Although she keeps a spreadsheet of her collection, she’s not exactly sure how many Spode Christmas Tree pieces are in her possession. She thinks it’s about 700. “The really fun thing about it is that it’s been manufactured for so long there are so many pieces,” Edens says with the excitement of a little boy collecting baseball cards. “I don’t have them all, but that’s my goal.”
Like her mother, Edens also has Villeroy & Boch Holly (another Christmas pattern) in her collection. She began buying it for her mother. Then she bought it for herself and for her niece and nephew.
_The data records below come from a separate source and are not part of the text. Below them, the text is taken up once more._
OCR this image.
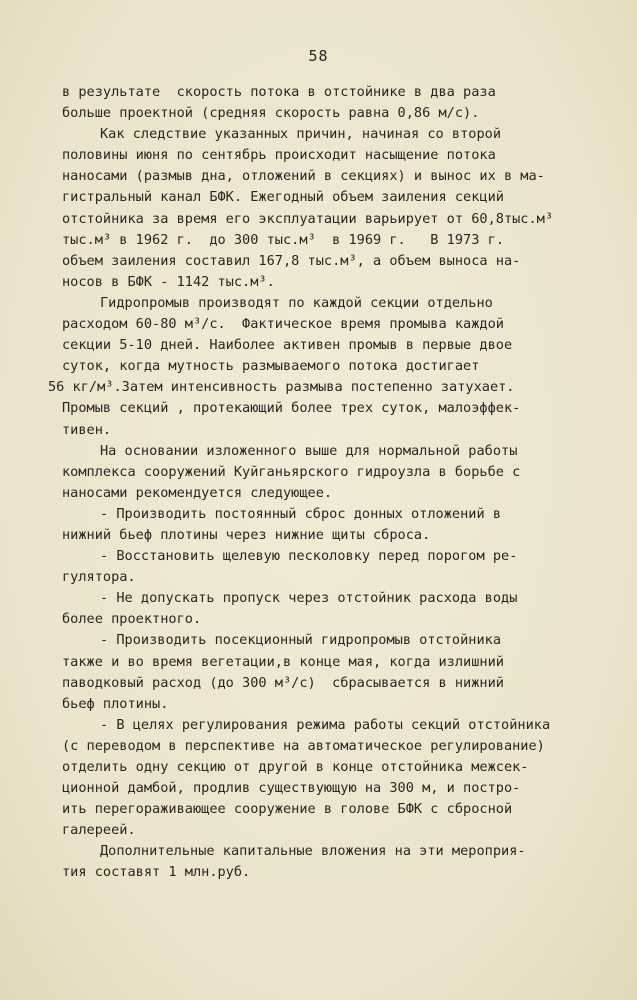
58
в результате  скорость потока в отстойнике в два раза
больше проектной (средняя скорость равна 0,86 м/с).
Как следствие указанных причин, начиная со второй
половины июня по сентябрь происходит насыщение потока
наносами (размыв дна, отложений в секциях) и вынос их в ма-
гистральный канал БФК. Ежегодный объем заиления секций
отстойника за время его эксплуатации варьирует от 60,8тыс.м³
тыс.м³ в 1962 г.  до 300 тыс.м³  в 1969 г.   В 1973 г.
объем заиления составил 167,8 тыс.м³, а объем выноса на-
носов в БФК - 1142 тыс.м³.
Гидропромыв производят по каждой секции отдельно
расходом 60-80 м³/с.  Фактическое время промыва каждой
секции 5-10 дней. Наиболее активен промыв в первые двое
суток, когда мутность размываемого потока достигает
56 кг/м³.Затем интенсивность размыва постепенно затухает.
Промыв секций , протекающий более трех суток, малоэффек-
тивен.
На основании изложенного выше для нормальной работы
комплекса сооружений Куйганьярского гидроузла в борьбе с
наносами рекомендуется следующее.
- Производить постоянный сброс донных отложений в
нижний бьеф плотины через нижние щиты сброса.
- Восстановить щелевую песколовку перед порогом ре-
гулятора.
- Не допускать пропуск через отстойник расхода воды
более проектного.
- Производить посекционный гидропромыв отстойника
также и во время вегетации,в конце мая, когда излишний
паводковый расход (до 300 м³/с)  сбрасывается в нижний
бьеф плотины.
- В целях регулирования режима работы секций отстойника
(с переводом в перспективе на автоматическое регулирование)
отделить одну секцию от другой в конце отстойника межсек-
ционной дамбой, продлив существующую на 300 м, и постро-
ить перегораживающее сооружение в голове БФК с сбросной
галереей.
Дополнительные капитальные вложения на эти мероприя-
тия составят 1 млн.руб.
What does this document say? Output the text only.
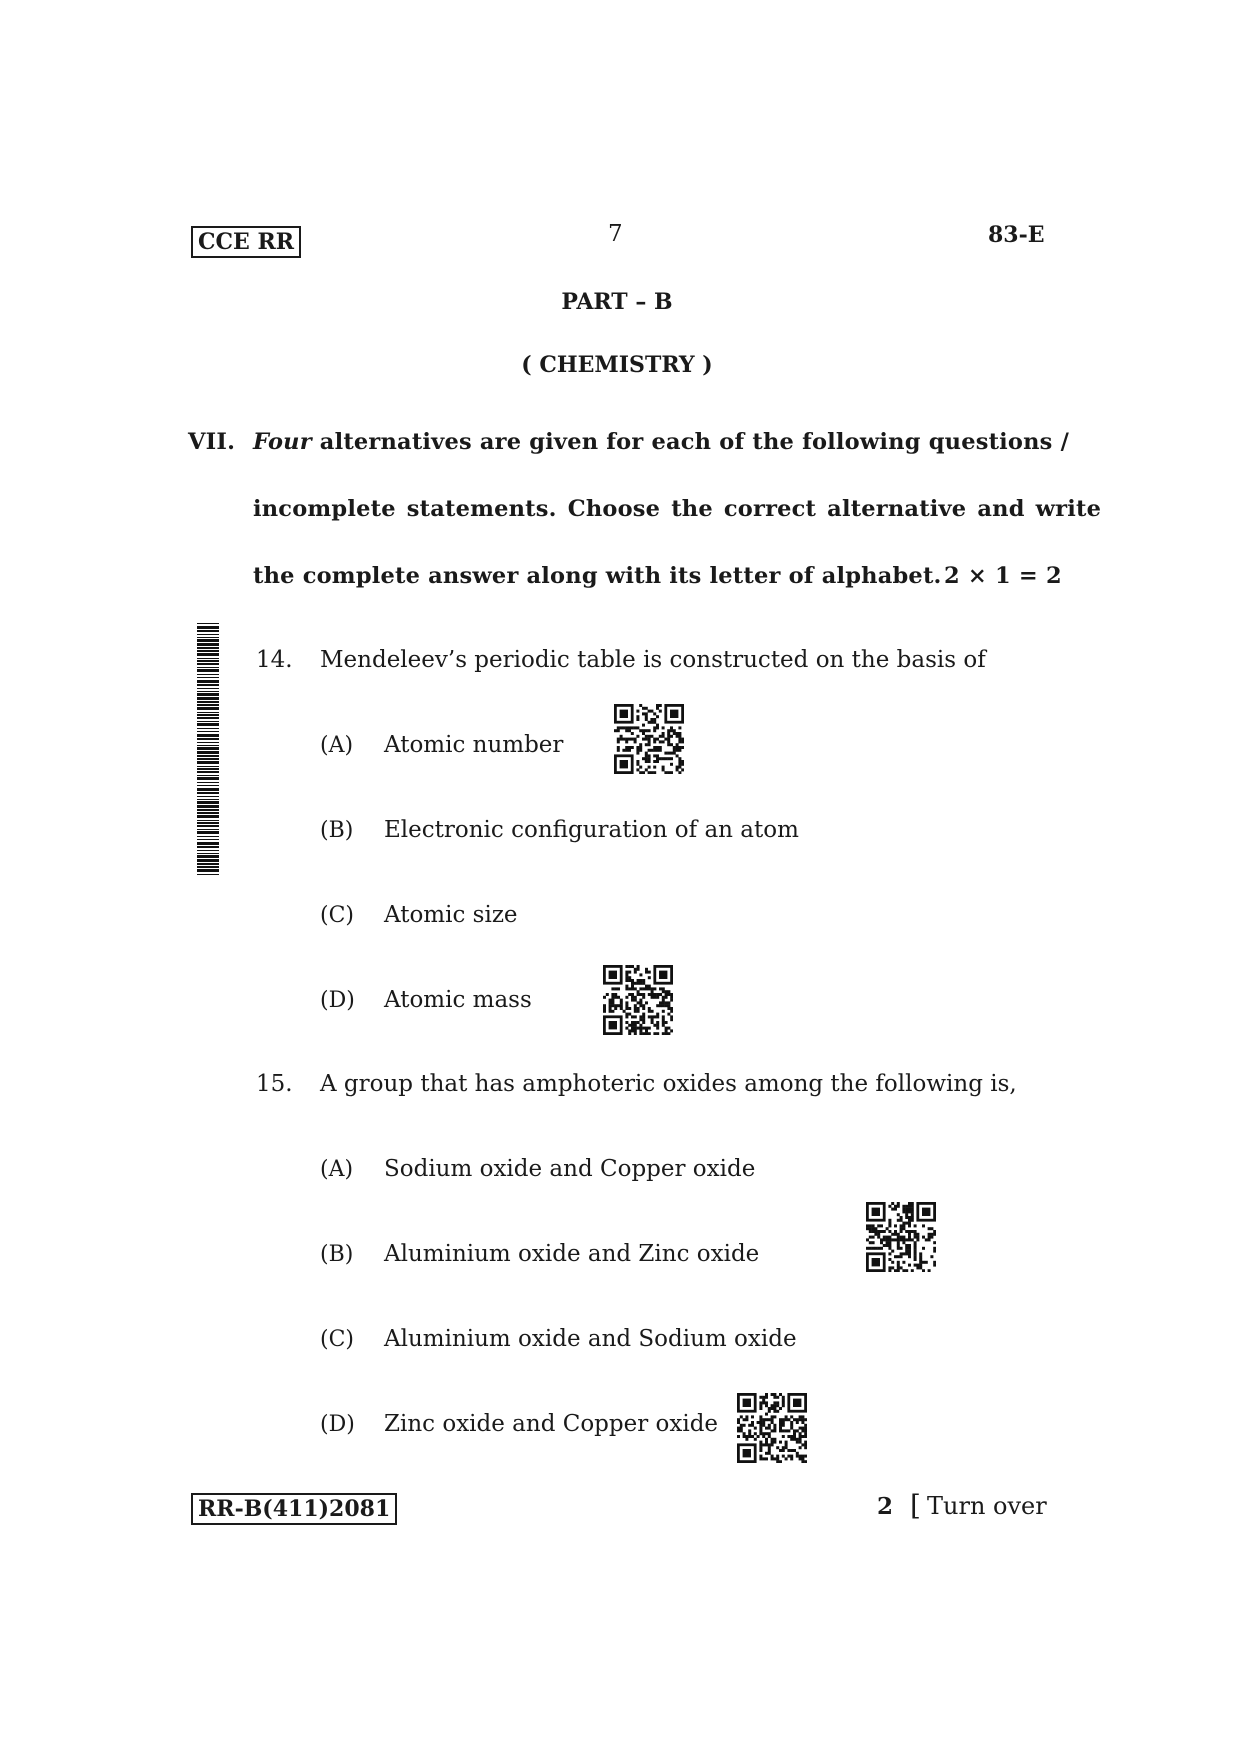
CCE RR	7	83-E
PART – B
( CHEMISTRY )
VII. Four alternatives are given for each of the following questions /
incomplete statements. Choose the correct alternative and write
the complete answer along with its letter of alphabet. 2 × 1 = 2
14. Mendeleev’s periodic table is constructed on the basis of
(A) Atomic number
(B) Electronic configuration of an atom
(C) Atomic size
(D) Atomic mass
15. A group that has amphoteric oxides among the following is,
(A) Sodium oxide and Copper oxide
(B) Aluminium oxide and Zinc oxide
(C) Aluminium oxide and Sodium oxide
(D) Zinc oxide and Copper oxide
RR-B(411)2081	2 [ Turn over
Storing all of her pieces is another matter. Although she keeps some of her china collection in her home, most of it — Valentine’s Day dishes, Easter dishes, Fourth of July dishes and more – resides in a climate-controlled storage facility. Regardless of how vast her collection grows, Edens still manages to use it at one time or another, making memories as she goes.
As she thumbs through a photo album of past dinner parties with a variety of themes, she admits that she doesn’t need all of this china. She keeps saying she’ll get rid of some of her “stuff,” but in her heart she knows that’s not going to happen. The china is her passion. It is her love. And one day it will be her legacy.
“I’m such an acquisitive soul that the more pieces there are,” she says, “the better I like it.”
Set Your Table
Growing up in Rockingham County, Bob Page enjoyed Easter egg hunts. That might explain why he created a business that revolves around searching for beautiful things.
Page, 66, is the chairman, founder, and CEO of Replacements, Ltd., a company that carries a wide selection of old and new china, crystal, silver, and collectibles in its nearly 500,000-square-foot headquarters near Greensboro. At last count, Replacements had almost 14 million pieces in stock from more than 342,000 patterns.
Page started the business more than 30 years ago in the attic of his Greensboro home. Tired of working as an auditor for the state, he lived for the weekends when he could search flea markets. He soon started selling pieces on consignment.
“It was just unbelievable, the amount of response that I got,” Page says. “There were so many people looking for some of these old patterns.”
Eventually, he quit his job and started selling his treasures full-time. “Truthfully, I thought I’d probably never make as much money as I would working as a CPA,” he says. “I thought, ‘I don’t care.’ To me, it’s more important to enjoy what I’m doing than make a lot of money.”
He says he never envisioned the business prospering as it has. Replacements employs more than 450 people, and more than 70,000 people visited its retail store last year.
The top seller at Replacements — Spode Christmas Tree china, with more than 110,000 customers on file for that pattern. “For some reason, Christmas china is popular just in general, and this pattern has been around since 1938,” says Page. “It just looks like Christmas. People love it.”
Lori K. Tate is a freelance writer who lives in Cornelius with her husband, John; their 20-month-old twins, Graydon and Margot; and their tabby cat, Azalea. Lori’s most recent story for Our State was “Lake Lure” (August 2011).